How do we push builds to the registry?

Note that Docker enforces https for all non-localhost addresses, so you need to add an insecure registry. In Docker for Mac you can edit docker.json from Preferences > Docker Engine.

Let’s open a port on the VM for registry access:

kubectl patch service builds-registry --patch '{"spec":{"type":"NodePort","ports":[{"port":80,"nodePort":30500}]}}'
curl -I http://k3s.local:30500/v2/

If that curl worked we can probably build & push: docker build -t k3s.local:30500/sample ./sample-app && docker push k3s.local:30500/sample

How does k8s pull them?

Nodes can, in all clusters I’ve tested, connect to Kubernetes Services’ IPs. They won’t however resolve .cluster.local DNS names. For this demo I’m instead exposing a NodePort, as seen above.

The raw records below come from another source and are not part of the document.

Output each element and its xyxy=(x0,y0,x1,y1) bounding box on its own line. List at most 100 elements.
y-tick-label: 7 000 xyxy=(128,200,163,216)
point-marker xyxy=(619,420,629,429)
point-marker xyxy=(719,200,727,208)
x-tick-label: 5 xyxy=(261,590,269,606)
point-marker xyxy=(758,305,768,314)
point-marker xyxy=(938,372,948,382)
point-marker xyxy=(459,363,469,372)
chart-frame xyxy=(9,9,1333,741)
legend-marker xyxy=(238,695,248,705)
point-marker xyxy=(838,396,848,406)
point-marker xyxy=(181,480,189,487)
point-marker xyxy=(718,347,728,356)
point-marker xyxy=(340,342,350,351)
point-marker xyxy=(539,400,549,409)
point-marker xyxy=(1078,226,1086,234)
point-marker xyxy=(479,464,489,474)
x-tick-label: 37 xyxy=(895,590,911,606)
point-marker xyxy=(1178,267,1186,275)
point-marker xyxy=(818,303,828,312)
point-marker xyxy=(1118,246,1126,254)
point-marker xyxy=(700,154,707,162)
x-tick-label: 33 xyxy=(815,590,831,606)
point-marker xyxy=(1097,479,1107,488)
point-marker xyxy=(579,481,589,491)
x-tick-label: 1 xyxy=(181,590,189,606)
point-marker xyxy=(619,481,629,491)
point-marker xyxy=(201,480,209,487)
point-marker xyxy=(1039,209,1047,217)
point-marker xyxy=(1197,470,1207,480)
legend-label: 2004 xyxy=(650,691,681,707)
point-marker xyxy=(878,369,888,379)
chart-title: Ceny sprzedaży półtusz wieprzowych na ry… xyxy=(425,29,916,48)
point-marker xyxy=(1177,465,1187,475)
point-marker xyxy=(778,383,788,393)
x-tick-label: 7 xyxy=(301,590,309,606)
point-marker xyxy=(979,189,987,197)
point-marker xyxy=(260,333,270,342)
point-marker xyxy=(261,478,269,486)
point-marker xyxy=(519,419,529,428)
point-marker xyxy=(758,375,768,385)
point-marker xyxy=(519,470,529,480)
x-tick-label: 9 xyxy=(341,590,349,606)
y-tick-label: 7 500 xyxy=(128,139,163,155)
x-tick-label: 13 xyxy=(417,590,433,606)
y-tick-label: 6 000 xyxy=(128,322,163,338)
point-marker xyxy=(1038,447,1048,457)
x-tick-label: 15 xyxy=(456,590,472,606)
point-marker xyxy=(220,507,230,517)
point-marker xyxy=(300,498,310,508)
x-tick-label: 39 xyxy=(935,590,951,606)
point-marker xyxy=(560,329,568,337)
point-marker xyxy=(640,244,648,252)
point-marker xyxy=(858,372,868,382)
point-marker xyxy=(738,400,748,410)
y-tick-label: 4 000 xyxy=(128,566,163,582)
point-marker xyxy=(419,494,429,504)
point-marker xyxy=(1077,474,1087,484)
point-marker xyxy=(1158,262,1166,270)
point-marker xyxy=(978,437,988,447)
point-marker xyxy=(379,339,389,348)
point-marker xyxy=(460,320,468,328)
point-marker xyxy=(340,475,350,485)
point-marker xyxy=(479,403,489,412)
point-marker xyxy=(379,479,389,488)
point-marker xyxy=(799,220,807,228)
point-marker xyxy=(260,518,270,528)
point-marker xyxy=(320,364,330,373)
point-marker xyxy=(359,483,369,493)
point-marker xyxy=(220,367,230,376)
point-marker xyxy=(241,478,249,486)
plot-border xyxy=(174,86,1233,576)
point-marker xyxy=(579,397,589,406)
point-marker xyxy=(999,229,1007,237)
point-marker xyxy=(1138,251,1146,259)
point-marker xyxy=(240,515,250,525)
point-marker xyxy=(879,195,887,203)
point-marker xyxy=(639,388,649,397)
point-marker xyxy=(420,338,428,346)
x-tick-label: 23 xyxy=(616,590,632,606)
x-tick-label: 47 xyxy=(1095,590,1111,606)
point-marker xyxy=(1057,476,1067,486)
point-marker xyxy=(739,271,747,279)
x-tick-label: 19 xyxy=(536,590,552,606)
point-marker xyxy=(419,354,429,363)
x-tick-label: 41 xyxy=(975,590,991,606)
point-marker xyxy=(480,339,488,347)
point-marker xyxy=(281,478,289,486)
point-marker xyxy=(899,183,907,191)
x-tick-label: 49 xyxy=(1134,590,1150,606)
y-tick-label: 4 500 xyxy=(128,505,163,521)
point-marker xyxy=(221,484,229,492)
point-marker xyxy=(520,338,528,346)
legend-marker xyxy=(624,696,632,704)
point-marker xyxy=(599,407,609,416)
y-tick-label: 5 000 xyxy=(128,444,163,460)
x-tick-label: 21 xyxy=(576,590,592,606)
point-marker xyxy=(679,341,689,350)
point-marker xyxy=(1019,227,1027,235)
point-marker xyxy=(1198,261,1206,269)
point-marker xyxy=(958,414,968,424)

cat << EOF | kubectl apply -f -
apiVersion: apps/v1
kind: Deployment
metadata:
  name: sample
  labels: &labels
    app: sample
spec:
  replicas: 3
  selector:
    matchLabels: *labels
  template:
    metadata:
      labels: *labels
    spec:
      containers:
      - name: hello
        image: 127.0.0.1:30500/sample:latest
        ports:
        - containerPort: 8080
EOF

K3s ingress

cat << EOF | kubectl apply -f -
apiVersion: v1
kind: Service
metadata:
  name: sample
spec:
  selector:
    app: sample
  ports:
    - protocol: TCP
      port: 8080
EOF
cat << EOF | kubectl apply -f -
apiVersion: networking.k8s.io/v1beta1
kind: Ingress
metadata:
  name: sample
spec:
  rules:
  - http:
      paths:
      - path: /
        backend:
          serviceName: sample
          servicePort: 8080
EOF
curl http://k3s.local/

How fast is the development loop now?

I hadn’t heard the term “development loop” until this podcast episode that distinguishes between “inner” and “outer” loop.

Let’s try an inner loop with docker + kubectl …

# After editing sample-app/helloworld.go
docker build -t k3s.local:30500/sample ./sample-app && docker push k3s.local:30500/sample
kubectl rollout restart deploy sample
curl http://k3s.local/

I’m really uninpressed by the response time for the eventual curl, and if we have time during the talk we could try to investigate.

K3s recap

Automatic volume provisioning (with a default storage class)
- Try for example kubectl apply -k github.com/y-stack/ystack/minio/standalone,defaultsecret/?ref=401c330 and watch for “create-pvc” pods
Ingress
- With the Multipass VM, got to be machine-dependent
kubectl top (you can’t take that for granted with any cluster)
kubectl logs (not with the docker-compose setup)
You can restart the server
You can restart the VM
Quite light on resoruces: I still don’t hear any fan noise :)

Things I’d like to explore

How can we run a k3os iso on Mac with minimal overhead?
How to get kubectl logs to work with the docker-compose based provisioning?
Are there faster local registry setups? Image push takes quite a bit of time now.